Pulled together by the United Nations, Russia and the United States, the two sides are meeting in the biggest diplomatic push yet to stem Syria’s bloodshed after nearly three years of civil war.

The opposition insists the talks should focus on Assad leaving power and the formation of a transitional government based on an agreement reached during a first peace conference in Geneva in 2012.

The regime says Assad’s role is not up for debate at this conference — dubbed Geneva II — and denies that the initial Geneva deal requires him to go.

The opposition has said talks on security and aid are only a “prelude” and it wants to start discussions on the core issue of a political transition on Monday.

Expectations are very low for a serious breakthrough at the talks, which are expected to last about a week, but diplomats have said simply bringing the two sides together for the first time was an important step.

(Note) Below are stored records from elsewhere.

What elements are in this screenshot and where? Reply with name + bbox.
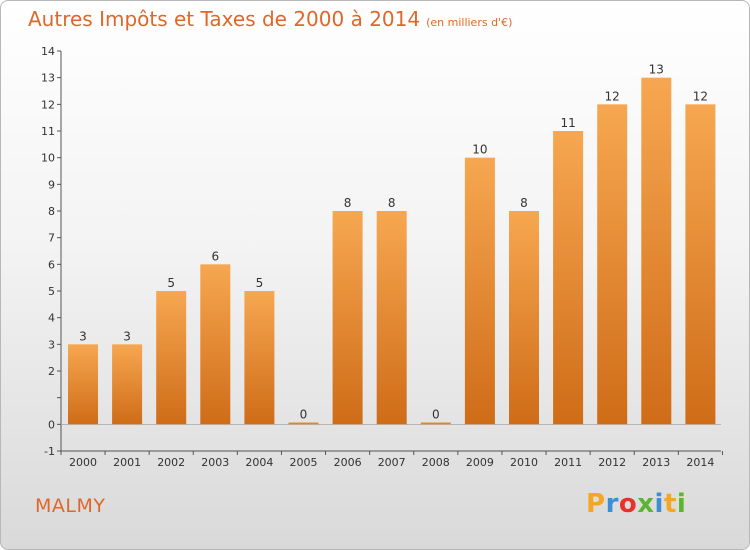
- data-label-2007: 8: [388, 196, 396, 210]
- bar-2007: [376, 211, 407, 425]
- bar-2004: [244, 291, 275, 425]
- x-tick-label: 2000: [69, 456, 97, 469]
- data-label-2003: 6: [211, 249, 219, 263]
- x-tick-label: 2009: [466, 456, 494, 469]
- logo-letter: r: [605, 489, 619, 519]
- bar-2000: [68, 344, 98, 425]
- y-tick-label: -1: [44, 445, 55, 458]
- logo-letter: i: [654, 489, 664, 519]
- x-tick-label: 2001: [113, 456, 141, 469]
- y-tick-label: 7: [48, 232, 55, 245]
- data-label-2006: 8: [344, 196, 352, 210]
- x-tick-label: 2010: [510, 456, 538, 469]
- chart-title-text: Autres Impôts et Taxes de 2000 à 2014: [28, 7, 421, 31]
- chart-axes: -1 0 2 3 4 5 6 7 8 9 10 11 12 13 14 2000 2001 2002 2003 200…: [41, 45, 723, 469]
- x-tick-label: 2011: [554, 456, 582, 469]
- y-tick-label: 4: [48, 312, 55, 325]
- bar-2008: [420, 422, 451, 425]
- y-tick-label: 10: [41, 152, 55, 165]
- y-tick-label: 0: [48, 418, 55, 431]
- logo-letter: o: [618, 489, 638, 519]
- data-label-2005: 0: [300, 407, 308, 421]
- data-label-2010: 8: [520, 196, 528, 210]
- y-tick-label: 5: [48, 285, 55, 298]
- x-tick-label: 2004: [245, 456, 273, 469]
- data-label-2012: 12: [605, 89, 620, 103]
- y-tick-label: 14: [41, 45, 55, 58]
- bar-2006: [332, 211, 363, 425]
- chart-data-labels: 3 3 5 6 5 0 8 8 0 10 8 11 12 13 12: [79, 63, 708, 422]
- data-label-2014: 12: [693, 89, 708, 103]
- y-tick-label: 6: [48, 258, 55, 271]
- bar-2003: [200, 264, 231, 425]
- x-tick-label: 2003: [201, 456, 229, 469]
- data-label-2004: 5: [256, 276, 264, 290]
- bar-2002: [156, 291, 187, 425]
- data-label-2002: 5: [167, 276, 175, 290]
- data-label-2001: 3: [123, 329, 131, 343]
- y-tick-label: 8: [48, 205, 55, 218]
- commune-name: MALMY: [35, 495, 106, 517]
- chart-title: Autres Impôts et Taxes de 2000 à 2014 (en…: [28, 7, 512, 31]
- logo-letter: i: [676, 489, 687, 519]
- data-label-2008: 0: [432, 407, 440, 421]
- data-label-2011: 11: [560, 116, 575, 130]
- logo-letter: x: [637, 489, 655, 519]
- data-label-2009: 10: [472, 143, 487, 157]
- y-tick-label: 2: [48, 365, 55, 378]
- bar-2014: [685, 104, 716, 425]
- logo-letter: t: [663, 489, 677, 519]
- chart-bars: [68, 77, 716, 425]
- data-label-2000: 3: [79, 329, 87, 343]
- x-tick-label: 2013: [642, 456, 670, 469]
- y-tick-label: 11: [41, 125, 55, 138]
- x-tick-label: 2008: [422, 456, 450, 469]
- bar-2005: [288, 422, 319, 425]
- bar-2010: [509, 211, 539, 425]
- bar-2001: [112, 344, 143, 425]
- x-tick-label: 2006: [334, 456, 362, 469]
- bar-2009: [464, 157, 495, 425]
- x-tick-label: 2007: [378, 456, 406, 469]
- chart-title-unit: (en milliers d'€): [426, 16, 513, 29]
- bar-2012: [597, 104, 628, 425]
- y-tick-label: 9: [48, 178, 55, 191]
- x-tick-label: 2012: [598, 456, 626, 469]
- y-tick-label: 3: [48, 338, 55, 351]
- bar-2011: [553, 131, 584, 425]
- y-tick-label: 12: [41, 98, 55, 111]
- bar-2013: [641, 77, 672, 425]
- data-label-2013: 13: [649, 63, 664, 77]
- proxiti-logo: Proxiti: [586, 489, 686, 519]
- x-tick-label: 2002: [157, 456, 185, 469]
- x-tick-label: 2014: [686, 456, 714, 469]
- x-tick-label: 2005: [290, 456, 318, 469]
- y-tick-label: 13: [41, 72, 55, 85]
- logo-letter: P: [586, 489, 606, 519]
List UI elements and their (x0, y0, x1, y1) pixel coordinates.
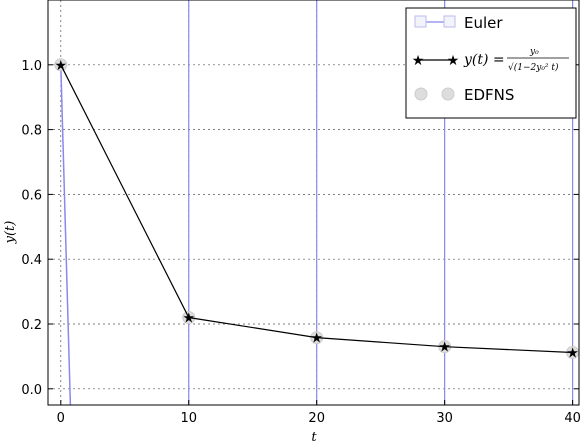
y-tick-label: 0.2 (21, 318, 42, 333)
x-tick-label: 30 (436, 411, 453, 426)
plot-frame (47, 0, 580, 406)
x-tick-label: 0 (57, 411, 65, 426)
legend: Euler ★ ★ y(t) = y₀ √(1−2y₀² t) EDFNS (405, 7, 577, 119)
ticks: 0 10 20 30 40 0.0 0.2 0.4 0.6 0.8 1.0 (21, 59, 581, 426)
x-tick-label: 10 (180, 411, 197, 426)
y-tick-label: 0.4 (21, 253, 42, 268)
legend-euler-marker-right (443, 15, 456, 28)
legend-edfns-label: EDFNS (464, 86, 514, 104)
x-axis-label: t (311, 430, 317, 444)
y-tick-label: 0.8 (21, 124, 42, 139)
legend-euler-label: Euler (464, 14, 503, 32)
legend-exact-lhs: y(t) = (463, 52, 505, 68)
legend-edfns-marker-left (414, 87, 428, 101)
y-axis-label: y(t) (3, 221, 18, 245)
legend-box (405, 7, 577, 119)
x-tick-label: 20 (308, 411, 325, 426)
legend-edfns-marker-right (441, 87, 455, 101)
exact-star-point: ★ (182, 311, 195, 327)
y-tick-label: 1.0 (21, 59, 42, 74)
y-tick-label: 0.0 (21, 383, 42, 398)
exact-star-point: ★ (55, 58, 68, 74)
exact-line (60, 64, 573, 354)
legend-exact-denominator: √(1−2y₀² t) (508, 62, 559, 73)
grid (48, 0, 579, 405)
y-tick-label: 0.6 (21, 188, 42, 203)
legend-exact-star-right: ★ (447, 53, 460, 69)
x-tick-label: 40 (564, 411, 581, 426)
euler-line (60, 64, 72, 405)
exact-star-point: ★ (310, 331, 323, 347)
legend-euler-marker-left (414, 15, 427, 28)
legend-exact-star-left: ★ (412, 53, 425, 69)
legend-exact-numerator: y₀ (529, 47, 539, 57)
exact-star-point: ★ (438, 340, 451, 356)
exact-star-point: ★ (566, 346, 579, 362)
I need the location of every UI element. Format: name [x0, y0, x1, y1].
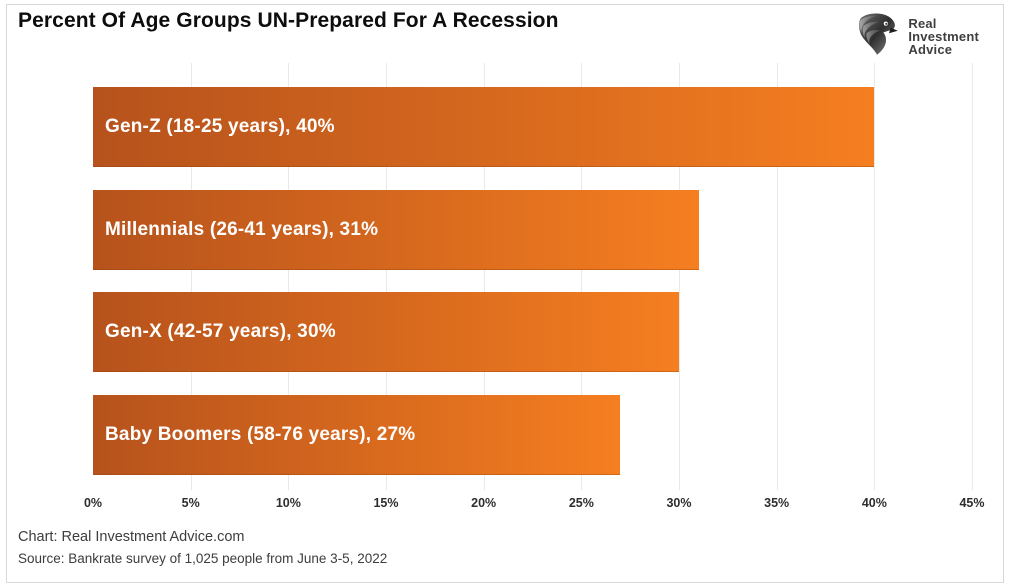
x-tick-label: 15%	[373, 496, 399, 510]
gridline	[288, 63, 290, 490]
bar-label: Gen-X (42-57 years), 30%	[105, 320, 336, 342]
x-tick-label: 5%	[181, 496, 200, 510]
chart-card: Percent Of Age Groups UN-Prepared For A …	[6, 4, 1004, 583]
bar-4: Baby Boomers (58-76 years), 27%	[93, 395, 621, 475]
gridline	[385, 63, 387, 490]
bar-label: Gen-Z (18-25 years), 40%	[105, 115, 335, 137]
x-tick-label: 30%	[666, 496, 692, 510]
gridline	[581, 63, 583, 490]
gridline	[874, 63, 876, 490]
bar-2: Millennials (26-41 years), 31%	[93, 190, 699, 270]
brand-logo-line3: Advice	[908, 42, 953, 57]
gridline	[776, 63, 778, 490]
bar-label: Millennials (26-41 years), 31%	[105, 218, 379, 240]
bar-3: Gen-X (42-57 years), 30%	[93, 292, 679, 372]
brand-logo-text: Real Investment Advice	[908, 17, 979, 56]
x-tick-label: 25%	[568, 496, 594, 510]
bar-chart-plot-area: Gen-Z (18-25 years), 40% Millennials (26-…	[93, 63, 973, 490]
bar-label: Baby Boomers (58-76 years), 27%	[105, 423, 416, 445]
brand-logo-line2: Investment	[908, 29, 979, 44]
bar-1: Gen-Z (18-25 years), 40%	[93, 87, 875, 167]
gridline	[483, 63, 485, 490]
brand-logo-line1: Real	[908, 16, 937, 31]
gridline	[190, 63, 192, 490]
chart-title: Percent Of Age Groups UN-Prepared For A …	[18, 9, 559, 32]
x-tick-label: 10%	[275, 496, 301, 510]
brand-logo: Real Investment Advice	[853, 11, 979, 62]
x-tick-label: 45%	[959, 496, 985, 510]
x-tick-label: 35%	[764, 496, 790, 510]
chart-credit-text: Chart: Real Investment Advice.com	[18, 529, 245, 545]
gridline	[678, 63, 680, 490]
x-axis: 0% 5% 10% 15% 20% 25% 30% 35% 40% 45%	[84, 496, 985, 514]
x-tick-label: 40%	[861, 496, 887, 510]
gridline	[972, 63, 973, 490]
x-tick-label: 0%	[83, 496, 103, 510]
eagle-head-icon	[853, 11, 901, 62]
source-text: Source: Bankrate survey of 1,025 people …	[18, 551, 388, 566]
x-tick-label: 20%	[471, 496, 497, 510]
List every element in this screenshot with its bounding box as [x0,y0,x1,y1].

With no one appearing ready for serious concessions, mediators are focusing on short-term deals to keep the process moving forward, including on localized ceasefires, freer humanitarian access and prisoner exchanges.

Erupting after the regime cracked down on protests inspired by the Arab Spring, Syria’s civil war has claimed more than 130,000 lives and forced millions from their homes.

Pitting Assad’s regime, dominated by the Alawite offshoot of Shiite Islam, against largely Sunni Muslim rebels, the war has unsettled large parts of the Middle East.